Level 1 Module 3 Self Assessment
Technical Area:
- Extracted more data from the forum (all the data from the whole forum; our group split the work, and then one person combined everything into one csv–’combined_csv.csv’ )
- Picked the important features from the dataframe stored in the CSV file
- Removed the ‘commenters,’ ‘views,’ and ‘author’ features.
- Cleaned the data by removing the punctuation, unnecessary numbers, removing stopwords, and lowercasing the text.
- Performed EDA on our data→ creating Word Clouds and Bigrams
- Extracted insights about our data through EDA.
- Split the data (80% training, 20% testing)
- Created classification models on our data with logistic regression, naive bayes, and decision tree.
- Calculated precision, recall, and f-1 score for each model.
- Logistic regression had the best outcome.
Tools:
- Visual Studio Code
- Python Packages (Numpy, NLTK, sklearn,…)
- Youtube (for tutorials)
Soft Skills:
- Remove certain columns from a dataframe. (cleaning the data)
- Removing stop words and punctuations from the text data.
- Getting insights from the data by performing EDA.
- training / testing the model which would predict the certain category a post belongs to.
- Fixing bugs in my code and asking my team members for help.
Achievements:
- Cleaning the data and removing unnecessary information.
- Changing dataset by removing some features.
- Successfully performing EDA on the model, and grabbing important insights about the data.
- Found out that the ‘tags’ feature plays an important role and increases the accuracy of the model.
- Creating the classification models and testing the accuracy of each model in predicting the category a post belongs to.
Tasks:
- Extracting more information from the forum (extracted all the information from the Car Talk Forum)
- Cleaned the data by removing stopwords, punctuations, and lowercase the text.
- Performed EDA on data by creating Word Clouds and Bigrams.
- Split the data into training and testing (80% training, 20% testing)
- Created classification models and calculated the accuracy, F1 score, recall, and precision.
EDA example: Created Word Clouds for all the topics on the Car Talk Forum. Some examples are shown below.
Level 1 Module 1 Self Assessment
Technical Area:
- I learned about the importance and uses of machine learning.
- Two approaches to Recommender Systems: Content Based Methods and Collaborative Filtering Methods. Common method is hybrid- which is a mix of both, and used in the industry.
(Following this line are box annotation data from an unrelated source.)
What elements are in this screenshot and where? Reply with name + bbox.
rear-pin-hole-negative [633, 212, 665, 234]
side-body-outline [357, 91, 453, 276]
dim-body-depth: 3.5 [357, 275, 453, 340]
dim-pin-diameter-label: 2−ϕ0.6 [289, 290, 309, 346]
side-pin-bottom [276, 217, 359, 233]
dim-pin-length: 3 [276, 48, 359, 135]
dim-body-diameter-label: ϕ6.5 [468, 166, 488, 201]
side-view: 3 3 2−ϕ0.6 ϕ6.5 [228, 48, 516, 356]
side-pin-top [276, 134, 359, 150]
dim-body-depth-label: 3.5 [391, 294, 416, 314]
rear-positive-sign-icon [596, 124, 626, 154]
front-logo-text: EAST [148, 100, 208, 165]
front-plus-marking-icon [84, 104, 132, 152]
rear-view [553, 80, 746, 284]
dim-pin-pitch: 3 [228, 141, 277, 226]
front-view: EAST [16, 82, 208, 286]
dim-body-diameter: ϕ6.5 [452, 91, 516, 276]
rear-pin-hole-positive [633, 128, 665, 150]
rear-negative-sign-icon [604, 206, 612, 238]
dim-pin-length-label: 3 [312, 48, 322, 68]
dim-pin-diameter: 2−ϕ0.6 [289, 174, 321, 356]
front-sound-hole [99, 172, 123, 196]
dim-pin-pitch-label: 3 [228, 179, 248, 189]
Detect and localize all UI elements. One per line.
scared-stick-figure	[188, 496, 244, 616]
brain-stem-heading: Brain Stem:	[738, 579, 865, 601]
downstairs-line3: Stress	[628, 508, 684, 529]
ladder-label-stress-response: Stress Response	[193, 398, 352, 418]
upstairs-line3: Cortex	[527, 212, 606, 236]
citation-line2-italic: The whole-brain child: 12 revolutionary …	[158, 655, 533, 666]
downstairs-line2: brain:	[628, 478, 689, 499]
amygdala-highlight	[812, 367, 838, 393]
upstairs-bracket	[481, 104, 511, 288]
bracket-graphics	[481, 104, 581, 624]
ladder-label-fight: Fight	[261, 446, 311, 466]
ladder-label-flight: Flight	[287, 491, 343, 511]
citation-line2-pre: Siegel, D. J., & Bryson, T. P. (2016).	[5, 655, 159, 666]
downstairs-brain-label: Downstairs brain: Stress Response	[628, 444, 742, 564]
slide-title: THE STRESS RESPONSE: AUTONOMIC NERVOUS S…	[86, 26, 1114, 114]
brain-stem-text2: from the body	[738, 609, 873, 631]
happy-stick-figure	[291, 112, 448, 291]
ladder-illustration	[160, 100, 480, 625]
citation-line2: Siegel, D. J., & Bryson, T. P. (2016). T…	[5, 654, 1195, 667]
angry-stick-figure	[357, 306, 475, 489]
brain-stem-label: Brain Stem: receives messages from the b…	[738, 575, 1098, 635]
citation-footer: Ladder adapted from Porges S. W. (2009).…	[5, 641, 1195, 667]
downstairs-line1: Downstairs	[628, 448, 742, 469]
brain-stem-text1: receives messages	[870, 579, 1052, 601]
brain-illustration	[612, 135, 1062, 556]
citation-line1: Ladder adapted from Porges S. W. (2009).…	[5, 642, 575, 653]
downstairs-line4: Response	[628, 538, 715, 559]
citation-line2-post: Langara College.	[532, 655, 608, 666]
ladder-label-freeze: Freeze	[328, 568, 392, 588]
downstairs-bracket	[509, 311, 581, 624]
- Data mining is the method where you extract data from a data set and transform it so that it can be used for Web Scraping.
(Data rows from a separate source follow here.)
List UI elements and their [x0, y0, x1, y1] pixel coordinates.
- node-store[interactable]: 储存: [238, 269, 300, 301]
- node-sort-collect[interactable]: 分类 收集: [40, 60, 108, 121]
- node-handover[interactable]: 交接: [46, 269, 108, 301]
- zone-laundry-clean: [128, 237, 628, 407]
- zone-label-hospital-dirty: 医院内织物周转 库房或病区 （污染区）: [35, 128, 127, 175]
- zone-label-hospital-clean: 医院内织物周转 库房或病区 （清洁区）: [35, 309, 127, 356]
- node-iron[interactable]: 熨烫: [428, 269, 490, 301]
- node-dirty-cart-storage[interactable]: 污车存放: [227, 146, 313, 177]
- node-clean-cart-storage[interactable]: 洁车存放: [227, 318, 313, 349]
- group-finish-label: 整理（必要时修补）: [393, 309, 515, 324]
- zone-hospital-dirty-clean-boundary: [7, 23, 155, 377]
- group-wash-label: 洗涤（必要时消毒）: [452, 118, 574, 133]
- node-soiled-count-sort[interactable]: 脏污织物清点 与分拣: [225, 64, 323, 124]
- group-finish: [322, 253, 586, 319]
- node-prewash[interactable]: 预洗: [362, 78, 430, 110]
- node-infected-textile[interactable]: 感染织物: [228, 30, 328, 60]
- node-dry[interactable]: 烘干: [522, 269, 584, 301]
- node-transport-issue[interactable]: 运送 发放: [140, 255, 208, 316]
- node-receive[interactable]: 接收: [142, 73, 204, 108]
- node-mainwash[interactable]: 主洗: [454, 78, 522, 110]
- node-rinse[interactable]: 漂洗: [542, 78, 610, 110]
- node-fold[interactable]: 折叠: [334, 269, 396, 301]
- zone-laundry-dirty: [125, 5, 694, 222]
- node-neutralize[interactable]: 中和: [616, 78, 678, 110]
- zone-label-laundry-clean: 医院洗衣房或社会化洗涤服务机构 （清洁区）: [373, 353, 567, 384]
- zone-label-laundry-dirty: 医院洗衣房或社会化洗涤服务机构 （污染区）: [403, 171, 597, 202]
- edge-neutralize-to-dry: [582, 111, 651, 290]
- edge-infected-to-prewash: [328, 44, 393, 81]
- Scraping and Crawling are both methods for getting information from web pages
- API’s allow the user to explore data from the interface.
Tools:
- Beautiful Soup
- Discourse Forum: Car Talk
- Scrapy
- Visual Studio Code
- Python
Soft Skills
- Understood and explored the different libraries in Python and learned about NLP
- Looked through the Beautiful Soup documentation
- Understood the various recommender systems
Achievements:
- Revised over the Python Basics and Libraries
- Understood the new Python library–> Beautiful Soup
- Got introduced to Web Scraping, API’s, and Recommender Systems.
Tasks:
- Watched the videos for Machine Learning Basics
- Understood the new information on the different recommender systems.
- Learned about Web Scraping.
- Understood about Logistic Regression.
Level 1 Module 4 Self Assessment
Technical Area:
- Check if data was cleaned (no HTML tags or unnecessary words or numbers- mainly completed in Module 3)
- Tried training the BERT model (unsuccessful → became very complex)
- Made changes to the simple ML module, since I had errors.
Tools:
- Visual Studio Code
- Python Packages (Numpy, NLTK, sklearn,…)
- Youtube (for tutorials)
- Tutorials in Module 1 to familiarize in NLP
- Documentations on the advanced models
Soft Skills:
- Removing stop words and punctuations from the text data.
- Fixing bugs in my code and asking my team members for help.
- Learning about BERT modelling
- Searching the web if I didn’t understand a NLP concept
Achievements:
- Cleaning the data and removing unnecessary information.
- Getting familiar to BERT modeling
- Understanding what BERT is by watching Youtube videos and reading through documentations
- Along with BERT, tried understanding the other advanced models like ‘xlnet’, ‘xlm’, ‘roberta’, ‘distilbert’ and the difference between them.
- Tried training the BERT model.
Tasks:
- Looking through my code, fixing errors received from past modules.
- Understanding BERT, and what it is used for in Machine Learning.
- Understood the other advanced models like ‘xlnet’, ‘xlm’, ‘roberta’, ‘distilbert’
- Wasn’t able to understand how to successfully train the BERT model, so I need to still work on understanding that.
- I need to learn how to combine the advanced and simple models and discover how the results change.